FutureWei, Huawei’s U.S. subsidiary based in Plano, Texas, pulled its Quidway routers from the market in January 2003 (see Cisco Wins Round 1 Against Huawei). Since that time, Huawei says it has also stopped selling other routers using the same software code throughout the world.
Huawei says its new products, including the ones involved in the joint venture with 3Com, no longer have any Cisco source code in them. Bruce Claflin, 3Com’s CEO, has also attested to this fact in court papers.
Huawei cites a decision by the Fifth Circuit Court of Appeals, which implies that in order for the court to impose an injunction on all new Huawei products sold in the U.S., Cisco must prove that there is a good chance that Huawei will start selling the offending products again or sell new products that continue to infringe on Cisco’s patents and copyright. Huawei argues that a mere possibility of such action doesn’t warrant an injunction.
Cisco says it’s sticking to its guns. Although the company wouldn’t discuss the case at length, it submitted this statement regarding the latest filing:
“Nothing in Huawei's latest filing changes the fact that a broad injunction is necessary and appropriate to prevent Huawei's continued copying of Cisco's intellectual property,” says Kim Gibbons, a Cisco spokeswoman.
Huawei denies Cisco’s claims that the code under dispute, VRP, is still available on its English Websites and says that any information that remains is password protected and available only to Huawei engineers, who are currently working on fixing the code.
Huawei also claims there is no proof that the 1.5 million lines of code that resemble pieces of IOS came from Cisco. It says that IOS code has been, and is still, circulating through the Internet. It refers to an FTP server maintained by a Russian service provider where IOS code can be accessed.
As for targeting Cisco employees, Huawei says that out of its 33 Futurewei employees, only two are from Cisco, and neither of them were from Cisco’s routing division. What’s more, it asserts that all of its router development is done in China.
Huawei also refutes Cisco’s claim that it stole Cisco’s organizationally unique identifiers (OUI) used for data link switching (DLSw). In its March 31st filing, Cisco expanded its infringement claim, saying that Huawei had stolen Cisco identifiers in an attempt to pass off its routers as Cisco routers.
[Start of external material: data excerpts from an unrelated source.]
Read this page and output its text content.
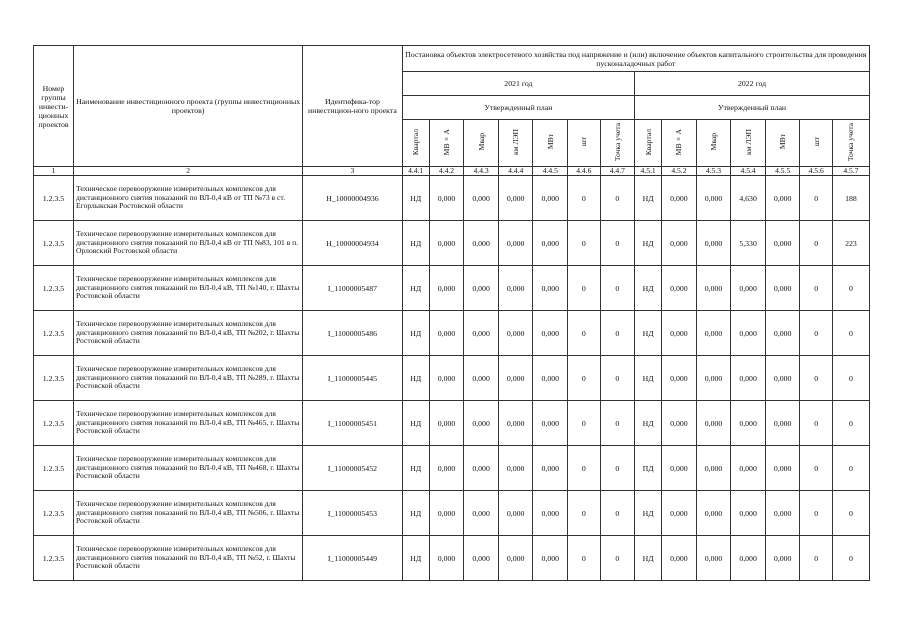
Номер группы инвести-ционных проектов	Наименование инвестиционного проекта (группы инвестиционных проектов)	Идентифика-тор инвестицион-ного проекта	Постановка объектов электросетевого хозяйства под напряжение и (или) включение объектов капитального строительства для проведения пусконаладочных работ													
			2021 год							2022 год						
			Утвержденный план							Утвержденный план						
			Квартал	МВ×А	Мвар	км ЛЭП	МВт	шт	Точка учета	Квартал	МВ×А	Мвар	км ЛЭП	МВт	шт	Точка учета
1	2	3	4.4.1	4.4.2	4.4.3	4.4.4	4.4.5	4.4.6	4.4.7	4.5.1	4.5.2	4.5.3	4.5.4	4.5.5	4.5.6	4.5.7
1.2.3.5	Техническое перевооружение измерительных комплексов для дистанционного снятия показаний по ВЛ-0,4 кВ от ТП №73 в ст. Егорлыкская Ростовской области	H_10000004936	НД	0,000	0,000	0,000	0,000	0	0	НД	0,000	0,000	4,630	0,000	0	188
1.2.3.5	Техническое перевооружение измерительных комплексов для дистанционного снятия показаний по ВЛ-0,4 кВ от ТП №83, 101 в п. Орловский Ростовской области	H_10000004934	НД	0,000	0,000	0,000	0,000	0	0	НД	0,000	0,000	5,330	0,000	0	223
1.2.3.5	Техническое перевооружение измерительных комплексов для дистанционного снятия показаний по ВЛ-0,4 кВ, ТП №140, г. Шахты Ростовской области	I_11000005487	НД	0,000	0,000	0,000	0,000	0	0	НД	0,000	0,000	0,000	0,000	0	0
1.2.3.5	Техническое перевооружение измерительных комплексов для дистанционного снятия показаний по ВЛ-0,4 кВ, ТП №202, г. Шахты Ростовской области	I_11000005486	НД	0,000	0,000	0,000	0,000	0	0	НД	0,000	0,000	0,000	0,000	0	0
1.2.3.5	Техническое перевооружение измерительных комплексов для дистанционного снятия показаний по ВЛ-0,4 кВ, ТП №289, г. Шахты Ростовской области	I_11000005445	НД	0,000	0,000	0,000	0,000	0	0	НД	0,000	0,000	0,000	0,000	0	0
1.2.3.5	Техническое перевооружение измерительных комплексов для дистанционного снятия показаний по ВЛ-0,4 кВ, ТП №465, г. Шахты Ростовской области	I_11000005451	НД	0,000	0,000	0,000	0,000	0	0	НД	0,000	0,000	0,000	0,000	0	0
1.2.3.5	Техническое перевооружение измерительных комплексов для дистанционного снятия показаний по ВЛ-0,4 кВ, ТП №468, г. Шахты Ростовской области	I_11000005452	НД	0,000	0,000	0,000	0,000	0	0	ПД	0,000	0,000	0,000	0,000	0	0
1.2.3.5	Техническое перевооружение измерительных комплексов для дистанционного снятия показаний по ВЛ-0,4 кВ, ТП №506, г. Шахты Ростовской области	I_11000005453	НД	0,000	0,000	0,000	0,000	0	0	НД	0,000	0,000	0,000	0,000	0	0
1.2.3.5	Техническое перевооружение измерительных комплексов для дистанционного снятия показаний по ВЛ-0,4 кВ, ТП №52, г. Шахты Ростовской области	I_11000005449	НД	0,000	0,000	0,000	0,000	0	0	НД	0,000	0,000	0,000	0,000	0	0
Huawei argues that the DLSw source code and the list of every manufacturer’s identification number is publicly available through the Internet Engineering Task Force (IETF) to ensure interoperability among vendors.
One thing is blaringly evident: The battle between these two companies is far from over, as new details will likely continue to surface when more court papers are filed. A decision regarding the preliminary injunction is still pending.